Given how suddenly the workload has increased, some analysts say the delays might have been even worse.
“Payments are later than they should be, and later than they used to be, but states have been overwhelmed,” said Rich Hobbie, director of the National Association of State Workforce Agencies, which represents the program’s administrators. “Considering the significant problems in the program, unemployment is responding well.”
The recovery act passed in February provided states an additional $500 million for administration. It also suspended interest payments through 2011 for states paying benefits with federal loans.
Unemployment insurance began as a New Deal effort with dual goals: to sustain idled workers and stimulate weak economies. States finance benefits by taxing employers, typically building surpluses in good times to cover payments in bad.
In 2007, the average state paid about $290 a week and aided 37 percent of the unemployed.
As downturns over the last 20 years proved infrequent and mild, states cut taxes, and the federal government, which pays administrative costs, reduced its support by about 25 percent. The states’ performance sagged.
In a recent report to the Department of Labor, Ohio said its computer problems “kept the system performance at a snail’s pace.” Louisiana said its call center was staffed with “temporary workers, with little knowledge” of unemployment insurance.
North Carolina said a wave of retirements had left it “unable to maintain pace or volume of work.” Virginia wrote “performance continued to be very stagnant” and called the odds of improvement “bleak.”
By 2007, 11 states were paying benefits so slowly they violated multiple federal rules, up from just two at the start of the decade.
While most eligibility reviews can be done by computer, about a quarter require a caseworker — to ensure, say, the applicant was laid off, rather than quit.
In the last year, states processed just 61 percent of these cases within three weeks — well below the federal requirement of 80 percent. More than a half-million cases, 6 percent, took more than eight weeks, and 350,000 took more than 10 weeks.
Of the 12.8 million eligibility reviews that have occurred during the recession, 4.6 million took more than three weeks. That is 2.1 million more than federal rules allow.
Appeals take even longer, with 28 states violating timeliness rules, many of them severely.
Perhaps no state is as troubled as California, which has not met timeliness standards for nine years. As in most other states, its 30-year-old computer runs on Cobol, a language so obsolete the state must summon retirees to make changes.
Yet a major overhaul in California has been delayed for five years, with $66 million in federal funds still waiting to be spent. In part, the shelved project was meant to upgrade the call centers, which were “completely swamped” last winter, a legislative analyst wrote, with “desperate unemployed Californians dialing and redialing for hours.”
Deborah Bronow, who runs the state’s unemployment insurance program, said, “The systems were antiquated to begin with,” and “we were unprepared.”
In April, Gov. Arnold Schwarzenegger declared a state of emergency, saying the failure to efficiently process checks posed “extreme peril to the safety of persons and property.”

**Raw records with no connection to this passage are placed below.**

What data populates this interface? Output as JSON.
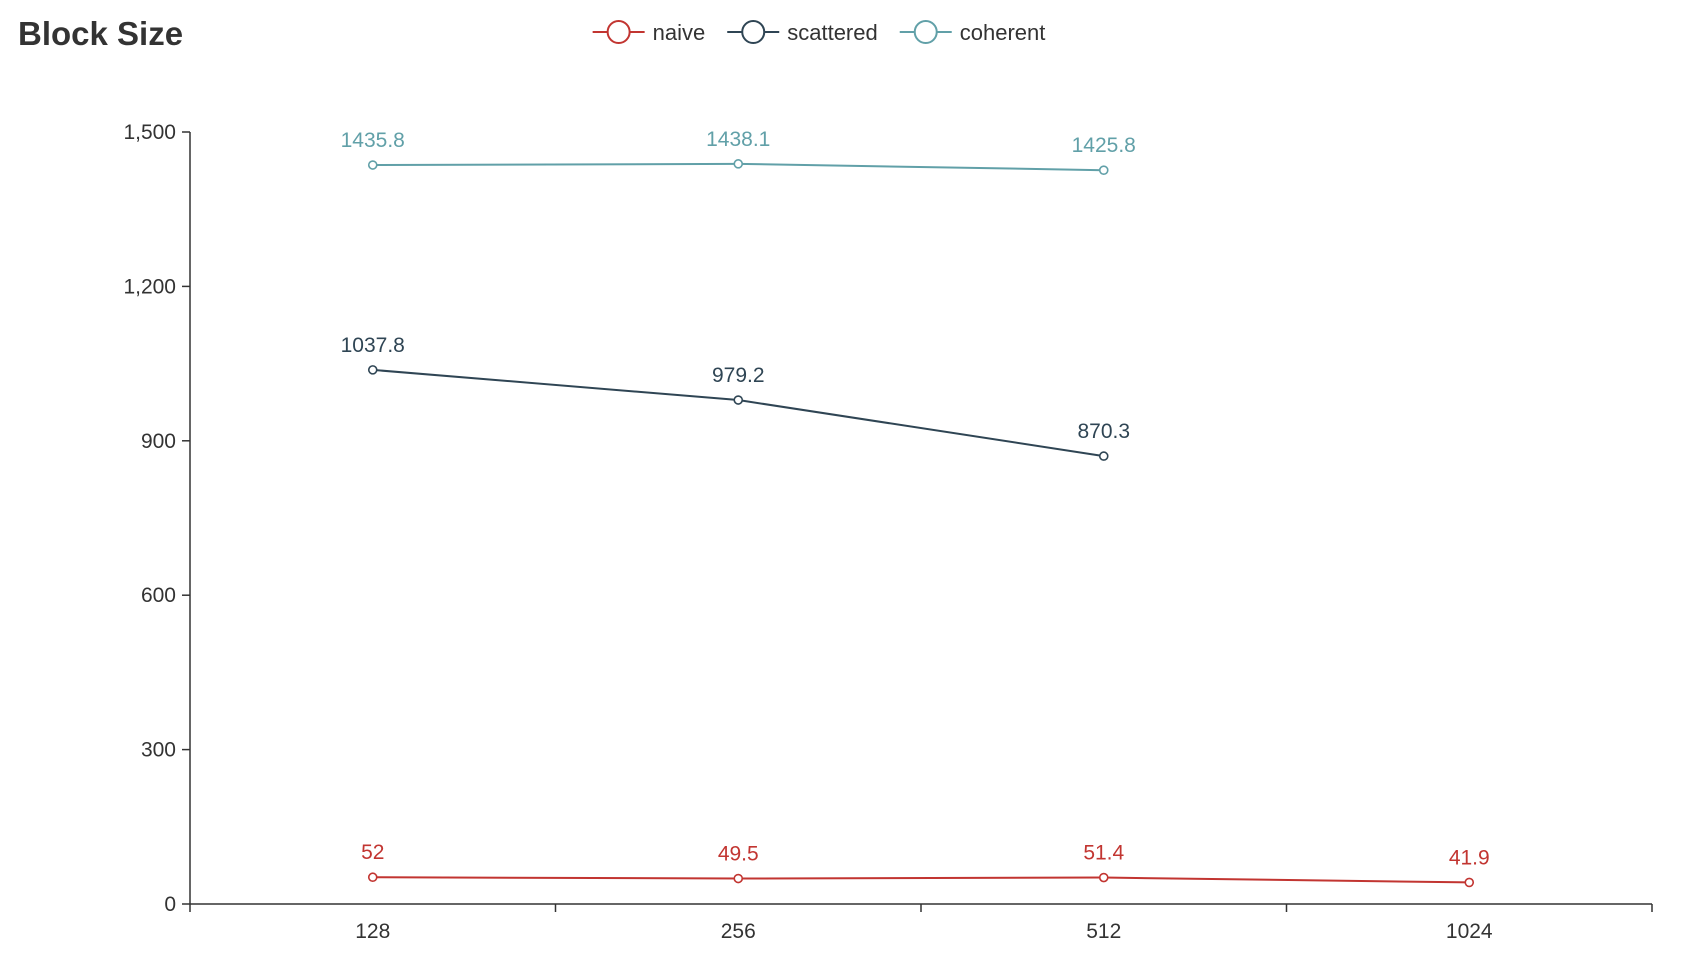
{
  "chart_data": {
    "type": "line",
    "title": "Block Size",
    "xlabel": "",
    "ylabel": "",
    "categories": [
      "128",
      "256",
      "512",
      "1024"
    ],
    "ylim": [
      0,
      1500
    ],
    "yticks": [
      0,
      300,
      600,
      900,
      1200,
      1500
    ],
    "ytick_labels": [
      "0",
      "300",
      "600",
      "900",
      "1,200",
      "1,500"
    ],
    "grid": false,
    "legend_position": "top-center",
    "series": [
      {
        "name": "naive",
        "color": "#c23531",
        "values": [
          52,
          49.5,
          51.4,
          41.9
        ],
        "labels": [
          "52",
          "49.5",
          "51.4",
          "41.9"
        ]
      },
      {
        "name": "scattered",
        "color": "#2f4554",
        "values": [
          1037.8,
          979.2,
          870.3,
          null
        ],
        "labels": [
          "1037.8",
          "979.2",
          "870.3",
          ""
        ]
      },
      {
        "name": "coherent",
        "color": "#61a0a8",
        "values": [
          1435.8,
          1438.1,
          1425.8,
          null
        ],
        "labels": [
          "1435.8",
          "1438.1",
          "1425.8",
          ""
        ]
      }
    ]
  }
}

California has not met federal standards for adequate reserves since 1990. Still, it cut taxes and raised benefits in the last decade. It is now paying benefits with federal loans, with its debt projected to reach nearly $18 billion next year.

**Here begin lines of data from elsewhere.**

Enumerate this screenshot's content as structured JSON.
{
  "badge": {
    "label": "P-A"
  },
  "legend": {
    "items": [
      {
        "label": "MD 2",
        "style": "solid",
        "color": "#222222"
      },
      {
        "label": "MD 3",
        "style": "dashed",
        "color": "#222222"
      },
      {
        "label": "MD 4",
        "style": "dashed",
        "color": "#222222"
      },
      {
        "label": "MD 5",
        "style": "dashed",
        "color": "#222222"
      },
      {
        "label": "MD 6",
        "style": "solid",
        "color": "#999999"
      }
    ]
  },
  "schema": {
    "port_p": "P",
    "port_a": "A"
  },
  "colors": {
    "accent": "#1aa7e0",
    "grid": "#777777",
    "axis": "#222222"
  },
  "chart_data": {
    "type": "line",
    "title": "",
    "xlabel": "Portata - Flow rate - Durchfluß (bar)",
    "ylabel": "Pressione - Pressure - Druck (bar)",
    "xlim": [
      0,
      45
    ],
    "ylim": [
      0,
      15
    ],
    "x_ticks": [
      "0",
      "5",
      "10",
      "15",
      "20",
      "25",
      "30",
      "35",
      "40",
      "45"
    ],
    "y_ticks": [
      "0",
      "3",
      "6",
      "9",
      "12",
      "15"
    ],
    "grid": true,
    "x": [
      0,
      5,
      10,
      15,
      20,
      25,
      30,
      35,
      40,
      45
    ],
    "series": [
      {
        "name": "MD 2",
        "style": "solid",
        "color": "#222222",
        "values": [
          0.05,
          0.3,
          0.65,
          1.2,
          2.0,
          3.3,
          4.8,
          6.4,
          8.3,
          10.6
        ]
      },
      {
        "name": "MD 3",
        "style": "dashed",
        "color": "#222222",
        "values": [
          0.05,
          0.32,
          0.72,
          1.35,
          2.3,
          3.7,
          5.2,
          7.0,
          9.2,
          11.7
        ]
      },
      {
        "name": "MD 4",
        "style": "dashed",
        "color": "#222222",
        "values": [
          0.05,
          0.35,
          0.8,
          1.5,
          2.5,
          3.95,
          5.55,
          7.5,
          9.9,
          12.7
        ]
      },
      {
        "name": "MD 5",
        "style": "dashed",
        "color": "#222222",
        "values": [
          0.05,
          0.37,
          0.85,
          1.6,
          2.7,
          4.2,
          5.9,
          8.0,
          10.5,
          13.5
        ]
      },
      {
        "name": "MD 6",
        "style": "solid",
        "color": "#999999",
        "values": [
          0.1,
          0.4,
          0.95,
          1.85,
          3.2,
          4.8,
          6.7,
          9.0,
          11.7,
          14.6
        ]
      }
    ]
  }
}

Among those hurt by delays was Mr. Coronel, the San Francisco janitor who lost his hotel job in January. With the phone lines jammed, it took him two days to file an application and a month to learn it had been denied.
Then the waiting really began, as Mr. Coronel filed an appeal and heard nothing for three months. Luckless as he applied for new jobs, he borrowed to pay the rent, then moved in with his mother, and joined his pregnant wife in skipping meals.